La déception me gagne. J'aurais espéré qu'il en sache plus que nous.
— Qui l'a dessiné ?
Il hausse ses maigres épaules.
— Mon maître a succédé à ses aïeux. Cet atelier est l'un des premiers de la Capitale, vous savez...
Les mots de la langue commune s'emmêlent dans ma tête. J'ai l'impression de ne plus savoir parler.
— D'où venaient ses aïeux ?
— Marvão, qu'il dit mon maître. Mais on ne sait même pas où c'est.
Le nom du lieu sonne portugais. J'ai le cœur au bord des lèvres.
— Ma branche maternelle, elle, venait de Corcaigh. Ça non plus je ne sais pas où ça se trouve.
Ryön se penche sur nous et ébouriffe la tignasse châtain de Seramus à qui il glisse une pièce.
— Garçon, reste-il des traces des incantations effacées sur cette fresque ?
Seramus empoche l'argent maladroitement.
— Non, répond-il sur un ton d'excuse. Mais Paramón aussi a traqué les portails.
— Qu...
Une main veineuse attrape Seramus par la nuque et le projette contre la table. Son corps rebondit brutalement sur la surface avant que sa tête ne tape contre la dalle. En larmes, le garçon s'enfuit de l'atelier en faisant chuter au passage l'astrolabe. D'un réflexe prompt, Ryön rattrape l'objet de justesse et le repose sur la table encombrée. Pour se tranquilliser, il sort son porte-bonheur et le presse dans sa paume.
Ysma est partie de l'atelier sans que l'ayons remarqué.
— Je pourrai expertiser la pierre dans votre main, suggère Beorhtio d'un œil intéressé.
Ryön décline poliment.
— Ah ! Fichu soit ce petit-fils... ! ronchonne le vieux Mage dont le sang afflue sur le visage. Je le forme et voyez la reconnaissance que j'obtiens ! Les astres avaient pourtant prédis qu'il serait le plus talentueux de la lignée ! Quel imbécile j'ai été de convaincre ses parents de se saigner pour l'éducation de ce bon à rien ! Bon à rien d'autre qu'à se prélasser auprès des bêtes ! Il les soigne toutes, vous m'entendez ? martèle-t-il, tout congestionné. Jusqu'aux scorpions et aux rats, au lieu de se concentrer sur les pierres ! Et les plantes ? Qu'il m'en parle de ses fichues plantes ! Il a encore dû filer chez cette pourriture de Paramón !

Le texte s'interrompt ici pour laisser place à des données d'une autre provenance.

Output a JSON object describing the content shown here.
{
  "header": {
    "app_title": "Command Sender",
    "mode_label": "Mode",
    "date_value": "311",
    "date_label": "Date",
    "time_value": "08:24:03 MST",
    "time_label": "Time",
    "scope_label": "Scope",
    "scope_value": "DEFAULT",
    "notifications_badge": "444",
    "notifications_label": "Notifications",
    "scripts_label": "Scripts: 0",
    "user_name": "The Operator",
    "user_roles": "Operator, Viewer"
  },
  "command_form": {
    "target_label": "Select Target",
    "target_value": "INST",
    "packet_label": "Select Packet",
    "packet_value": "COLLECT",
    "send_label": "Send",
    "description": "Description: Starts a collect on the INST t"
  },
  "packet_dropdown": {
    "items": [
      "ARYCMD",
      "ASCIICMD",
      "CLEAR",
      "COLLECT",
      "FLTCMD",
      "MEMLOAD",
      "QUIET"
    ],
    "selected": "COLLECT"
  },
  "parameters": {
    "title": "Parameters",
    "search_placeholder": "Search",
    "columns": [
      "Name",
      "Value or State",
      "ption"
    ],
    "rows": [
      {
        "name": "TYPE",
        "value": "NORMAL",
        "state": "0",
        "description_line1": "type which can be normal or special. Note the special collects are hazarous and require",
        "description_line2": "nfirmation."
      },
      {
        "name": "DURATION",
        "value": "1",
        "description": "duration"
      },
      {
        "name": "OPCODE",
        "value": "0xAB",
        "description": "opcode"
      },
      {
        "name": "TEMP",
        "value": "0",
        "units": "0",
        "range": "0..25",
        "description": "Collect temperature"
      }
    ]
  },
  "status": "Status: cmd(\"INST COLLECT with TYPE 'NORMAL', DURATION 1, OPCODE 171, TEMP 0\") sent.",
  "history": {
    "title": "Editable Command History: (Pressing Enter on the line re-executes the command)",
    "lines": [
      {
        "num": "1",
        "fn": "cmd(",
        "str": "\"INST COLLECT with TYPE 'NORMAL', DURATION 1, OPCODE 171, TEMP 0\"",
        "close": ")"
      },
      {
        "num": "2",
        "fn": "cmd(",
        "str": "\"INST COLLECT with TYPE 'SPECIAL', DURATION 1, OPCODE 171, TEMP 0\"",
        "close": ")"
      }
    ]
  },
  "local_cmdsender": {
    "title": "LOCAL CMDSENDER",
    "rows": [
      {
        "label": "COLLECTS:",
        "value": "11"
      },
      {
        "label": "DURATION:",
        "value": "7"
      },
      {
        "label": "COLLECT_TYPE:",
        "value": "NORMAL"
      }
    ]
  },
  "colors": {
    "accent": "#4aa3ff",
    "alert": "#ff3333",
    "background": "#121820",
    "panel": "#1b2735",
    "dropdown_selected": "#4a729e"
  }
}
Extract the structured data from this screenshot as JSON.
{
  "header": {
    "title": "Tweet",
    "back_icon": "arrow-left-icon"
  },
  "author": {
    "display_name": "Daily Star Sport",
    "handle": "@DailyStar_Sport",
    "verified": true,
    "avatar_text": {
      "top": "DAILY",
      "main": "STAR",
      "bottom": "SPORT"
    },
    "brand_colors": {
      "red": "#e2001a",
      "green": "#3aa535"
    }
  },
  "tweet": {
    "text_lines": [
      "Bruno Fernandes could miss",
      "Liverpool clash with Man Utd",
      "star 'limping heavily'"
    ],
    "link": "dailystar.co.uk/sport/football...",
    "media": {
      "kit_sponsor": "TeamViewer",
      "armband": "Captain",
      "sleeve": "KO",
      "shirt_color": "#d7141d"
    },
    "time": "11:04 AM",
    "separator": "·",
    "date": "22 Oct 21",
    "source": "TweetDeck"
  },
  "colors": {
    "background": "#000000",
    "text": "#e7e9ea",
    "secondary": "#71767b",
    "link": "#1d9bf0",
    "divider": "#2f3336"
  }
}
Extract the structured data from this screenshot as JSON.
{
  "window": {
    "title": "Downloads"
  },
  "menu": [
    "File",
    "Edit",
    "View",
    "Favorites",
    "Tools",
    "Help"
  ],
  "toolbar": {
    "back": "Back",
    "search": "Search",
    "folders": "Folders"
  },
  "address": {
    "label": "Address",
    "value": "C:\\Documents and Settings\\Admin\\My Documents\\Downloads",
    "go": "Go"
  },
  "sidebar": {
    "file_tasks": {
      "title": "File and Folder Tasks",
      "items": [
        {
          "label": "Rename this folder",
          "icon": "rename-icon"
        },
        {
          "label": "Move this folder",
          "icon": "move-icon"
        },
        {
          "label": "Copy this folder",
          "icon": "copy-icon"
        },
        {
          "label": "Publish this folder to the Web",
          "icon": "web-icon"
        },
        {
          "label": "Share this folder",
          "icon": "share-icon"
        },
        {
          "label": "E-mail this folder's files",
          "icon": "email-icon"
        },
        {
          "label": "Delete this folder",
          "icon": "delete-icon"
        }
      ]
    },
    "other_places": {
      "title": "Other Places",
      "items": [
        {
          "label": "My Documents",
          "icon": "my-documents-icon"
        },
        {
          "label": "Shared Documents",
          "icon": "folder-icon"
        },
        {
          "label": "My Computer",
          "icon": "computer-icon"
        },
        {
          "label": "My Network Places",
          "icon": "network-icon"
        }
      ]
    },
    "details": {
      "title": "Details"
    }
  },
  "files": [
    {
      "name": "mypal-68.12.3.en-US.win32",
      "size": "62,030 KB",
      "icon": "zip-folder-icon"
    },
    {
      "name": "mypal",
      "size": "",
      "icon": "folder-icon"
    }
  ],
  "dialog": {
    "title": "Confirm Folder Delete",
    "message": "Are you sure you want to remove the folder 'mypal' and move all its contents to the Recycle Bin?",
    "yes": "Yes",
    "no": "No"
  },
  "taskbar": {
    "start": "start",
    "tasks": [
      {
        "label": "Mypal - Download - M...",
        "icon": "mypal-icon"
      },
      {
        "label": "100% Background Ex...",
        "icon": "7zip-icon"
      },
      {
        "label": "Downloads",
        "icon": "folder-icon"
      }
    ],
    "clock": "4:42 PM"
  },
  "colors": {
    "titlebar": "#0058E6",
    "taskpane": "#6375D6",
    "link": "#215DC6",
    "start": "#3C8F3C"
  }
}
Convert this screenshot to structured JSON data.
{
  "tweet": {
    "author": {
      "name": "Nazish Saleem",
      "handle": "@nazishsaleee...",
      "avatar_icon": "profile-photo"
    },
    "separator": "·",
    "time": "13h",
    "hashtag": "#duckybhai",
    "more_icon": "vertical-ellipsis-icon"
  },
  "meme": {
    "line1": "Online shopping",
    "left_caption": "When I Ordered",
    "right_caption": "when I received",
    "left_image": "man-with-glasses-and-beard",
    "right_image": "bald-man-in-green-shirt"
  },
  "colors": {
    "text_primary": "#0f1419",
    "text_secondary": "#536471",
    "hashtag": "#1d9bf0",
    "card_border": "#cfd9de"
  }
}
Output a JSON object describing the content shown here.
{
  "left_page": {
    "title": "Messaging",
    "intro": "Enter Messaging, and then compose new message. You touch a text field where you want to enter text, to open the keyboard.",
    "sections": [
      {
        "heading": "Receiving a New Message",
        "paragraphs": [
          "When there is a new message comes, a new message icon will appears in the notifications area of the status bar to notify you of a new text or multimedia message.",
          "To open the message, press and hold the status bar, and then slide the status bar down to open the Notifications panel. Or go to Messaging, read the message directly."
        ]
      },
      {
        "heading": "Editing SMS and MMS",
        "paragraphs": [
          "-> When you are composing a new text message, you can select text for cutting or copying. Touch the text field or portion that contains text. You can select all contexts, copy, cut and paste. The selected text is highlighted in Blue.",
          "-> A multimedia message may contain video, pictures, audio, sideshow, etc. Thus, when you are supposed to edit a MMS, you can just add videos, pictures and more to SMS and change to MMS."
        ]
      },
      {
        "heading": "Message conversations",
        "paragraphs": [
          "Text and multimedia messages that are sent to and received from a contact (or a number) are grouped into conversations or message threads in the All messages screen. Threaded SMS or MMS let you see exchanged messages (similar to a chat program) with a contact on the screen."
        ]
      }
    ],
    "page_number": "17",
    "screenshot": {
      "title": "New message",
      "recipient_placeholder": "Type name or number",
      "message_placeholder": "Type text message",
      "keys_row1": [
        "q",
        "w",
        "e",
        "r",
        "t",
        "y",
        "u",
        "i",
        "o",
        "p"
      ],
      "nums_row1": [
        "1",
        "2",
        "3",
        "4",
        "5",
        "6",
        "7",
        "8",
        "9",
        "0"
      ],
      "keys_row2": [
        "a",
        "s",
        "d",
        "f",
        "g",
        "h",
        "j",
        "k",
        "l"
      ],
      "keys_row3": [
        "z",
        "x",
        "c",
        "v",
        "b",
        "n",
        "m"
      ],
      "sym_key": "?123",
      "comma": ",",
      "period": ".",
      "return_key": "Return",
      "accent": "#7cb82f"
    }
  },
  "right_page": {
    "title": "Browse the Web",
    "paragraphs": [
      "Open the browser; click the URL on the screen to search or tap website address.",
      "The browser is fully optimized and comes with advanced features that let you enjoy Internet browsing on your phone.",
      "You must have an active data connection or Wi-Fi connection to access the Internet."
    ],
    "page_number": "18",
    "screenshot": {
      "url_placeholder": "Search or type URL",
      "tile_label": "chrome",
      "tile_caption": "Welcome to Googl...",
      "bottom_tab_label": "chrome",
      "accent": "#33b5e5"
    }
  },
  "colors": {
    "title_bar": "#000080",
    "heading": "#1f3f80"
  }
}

Ryön affiche un sourire ambivalent, les commissures de ses lèvres pointent dans des directions différentes. Hormis ce détail, tous ses muscles paraissent gelés.
— Qu'y a-t-il de mal à prendre soin des bêtes et des plantes ?
— Quel mal ? Cela ruine mon apprentissage ! Vous êtes, par votre nature elfique, un être sage, n'est-ce pas ? Même parmi votre peuple on s'en tient à des principes d'enseignement ! Cet avorton se plaint que les leçons sont trop dures, inintéressantes et il s'échappe dans la forêt pendant plusieurs jours, à des lieues d'ici ! Pas faute de le corriger, mais il ne fait que ce qui lui plaît !
Ryön soutient son regard accusateur.
— La rigueur de votre enseignement n'a pas exclu la sénilité.
Écarlate, Beorhtio suffoque d'indignation.
— Nom du Chêne Doré ! Voyez qui parle ! Sortez immédiatement ! aboie-t-il de ses dents jaunies en nous pressant à la sortie.
— Viens, Jehanne ! Assez traîn...
Je freine des deux jambes alors que Ryön me tire vers la rue. M'agrippant au chambranle de la porte de toutes mes forces, j'interpelle Beorhtio :
— Qui est Paramón ?
Il arrache mes mains de sa porte en me criant dessus :
— Un gourou de l'animisme ! Un Druide clandestin ! Ou que sais-je d'autre ? Maintenant, partez ! Et ne revenez plus ! »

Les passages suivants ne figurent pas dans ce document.